01Aug2011

Should the Medicare eligibility age be increased?

Dale Yamamoto discusses the pros and cons of increasing the Medicare eligibilty age.

by Dale Yamamoto, President, Red Quill Consulting

DaleYamamoto Lots in the news lately about raising the eligibility age for Medicare. After all, it’s been age 65 since the adoption of the Medicare program in 1965. A lot has changed since then. According to the Centers for Disease Control and Prevention (CDC) website from their publication “Health, United States, 2010,” the average life expectancy at birth in 1965 was 70.  In 2007, it was 78. Average life expectancy at age 65 was 15 and 19, respectively. In a 2000 white paper, the American Academy of Actuaries suggested that if Congress were to change the Medicare eligibility age, it should do so at least by 2010 to capture the expected bulge in the elderly population. But as the first set of baby boomers have retired in 2011, that didn’t happen.

One of the proposals that have been priced recently by the Congressional Budget Office (CBO) calls for a transitional period of increasing the eligibility age to age 67 by starting in 2022 at 65 years old and two months and increasing two months each year thereafter until it reaches 67 by 2033. Interestingly, a recent USA Today article cited this CBO report as saying that increasing the Medicare eligibility age to 67 would save $125 billion by 2021.

The CBO report analyzed several different changes under a proposal by Congressman Paul Ryan and did not specifically isolate the Medicare eligibility age so this reader couldn’t discern where the newspaper derived the $125 billion savings, but it doesn’t seem right that there could be savings of any amount by 2021 for a program of changes that begin in 2022. Of course, it could be a present value number which, in that case, doesn’t seem like very much.

Misinterpretation by the popular press aside, should the Medicare eligibility age be increased? The most widely cited argument against such an increase is that it is bad policy. That is, Americans have long expected to be eligible for Medicare at age 65 so we should not be pulling the rug out from under them. Many of us in the private sector have learned that if you provide enough early warning for those affected, they deal with the change. As the Academy paper noted, if we would have adopted the change in 2000, a 10-year effective date would have captured all of the baby boomers with sufficient warning of the change. With Congressman Ryan’s proposal, that same 10-year effective date will capture less than half of the baby boomers (figuring that 2021 would be last year that eligibility is age 65, which means that anyone born in 1956 or earlier is grandfathered. The baby boom generation is often referred to as those born from 1946 through 1964. So, 11 out of 19 birth years are not affected).

When Medicare was enacted, it was billed as an increase to the Social Security benefit which has already changed its full benefit age to 67 with consideration to increase it further. So, if it’s good policy for Social Security, it seems like good policy for Medicare. The improvement in mortality that I cited in the first paragraph is another reason that it makes sense.

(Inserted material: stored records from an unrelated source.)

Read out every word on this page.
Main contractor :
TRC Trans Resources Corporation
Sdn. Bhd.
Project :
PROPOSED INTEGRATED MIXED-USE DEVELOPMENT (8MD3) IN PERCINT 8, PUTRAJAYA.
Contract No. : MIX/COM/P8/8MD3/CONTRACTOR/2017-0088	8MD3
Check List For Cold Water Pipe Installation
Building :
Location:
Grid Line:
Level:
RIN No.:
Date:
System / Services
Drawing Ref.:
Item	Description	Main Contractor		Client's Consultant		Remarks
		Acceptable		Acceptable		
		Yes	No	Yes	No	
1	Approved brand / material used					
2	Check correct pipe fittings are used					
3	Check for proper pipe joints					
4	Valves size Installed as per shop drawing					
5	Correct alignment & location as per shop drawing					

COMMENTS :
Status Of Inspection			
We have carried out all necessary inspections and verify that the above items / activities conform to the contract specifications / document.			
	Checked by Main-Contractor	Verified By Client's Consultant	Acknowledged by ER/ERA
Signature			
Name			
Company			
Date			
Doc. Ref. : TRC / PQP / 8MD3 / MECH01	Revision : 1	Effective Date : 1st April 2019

And, yes, there are consequences for increasing the Medicare eligibility age. It would delay the time for employers who still provide medical benefits to their retirees to gain financial relief from coordinating their plans with Medicare. A result of this more employers may be dropping coverage because of affordability (adding an older group to an already expensive pre-Medicare population will increase their costs) or reducing their subsidies to their plans further (half of employers providing retiree benefits have already limited their subsidies and this may result in more employers placing such limits). Until 2014 when the new health exchanges are established around the country, it may have been difficult for retirees without employer coverage to find insurance but assuming any change will be delayed beyond 2014, that should not be an issue. Without government support, pre-Medicare coverage will be expensive even with health reform, but there are some protections such as no pre-existing condition limitations, limits on insurance company premium rates that they can charge the highest cost individuals (basically, the elderly) and guaranteed issue (everyone will have access to insurance). And low income individuals may be eligible for government subsidies to purchase insurance. Prior to the recent health reform legislation, the biggest stumbling block for increasing the Medicare eligibility age was that those affected may not be able to afford or have access to insurance. With that hurdle eliminated, we are just left with the “bad policy” argument.

The latest Medicare Trustees report projects that the Hospital Insurance trust fund (the fund that we all pay for via payroll taxes) will be exhausted by 2024. That’s only two years after Ryan’s proposal would start to increase the eligibility age. Despite the bad policy in changing a promise to those approaching Medicare eligibility, I for one would rather see the change made because the alternative could be nothing at all. And, there also needs to be other changes made to shore up the program. A recent Academy issue brief  suggests a few.